I would imagine that this is related to CUDA and PyTorch CUDA subsystem initialization which may involve compilation. One particular aspect might be whether you have a compute architecture that is not foreseen in the PyTorch build. As far as I understand, that causes CUDA to generate PTX on the fly. Others will know more.
I have built and installed the Nvidia recommended versions of PyTorch and torchvision for my Jetson’s JetPack version (PyTorch for Jetson - Announcements - NVIDIA Developer Forums). I have the R34 (release), REVISION: 1.1 JetPack version and exact pytorch version is 1.12.0a0+2c916ef.nv22.3.

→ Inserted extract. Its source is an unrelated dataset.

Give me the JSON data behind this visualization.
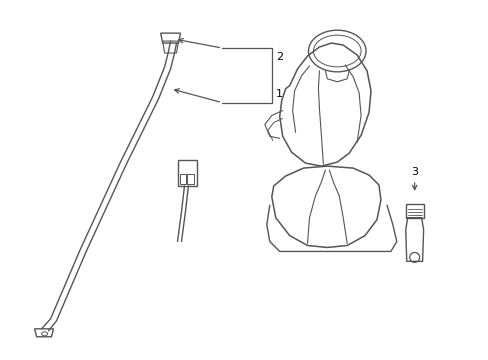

So I think that GPU’s compute architecture is compatible with the PyTorch build and PyTorch does not need to generate PTX. But in any case, does generation of PTX take so long?
There arn’t any other process except workload processes running. Also I not worried about CPU utilization… Not sure why GPU is held back until the first minibatch completed.
Still, 2s is fast and I doubt you can lower it any further as it’s also not specific to Jetson devices.
On an x86 workstation:
time python -c "import torch; x = torch.randn(1)"
real 0m0.881s
user 0m1.590s
sys 0m1.665s
time python -c "import torch; x = torch.randn(1).cuda()"
real 0m0.976s
user 0m1.398s
sys 0m1.913s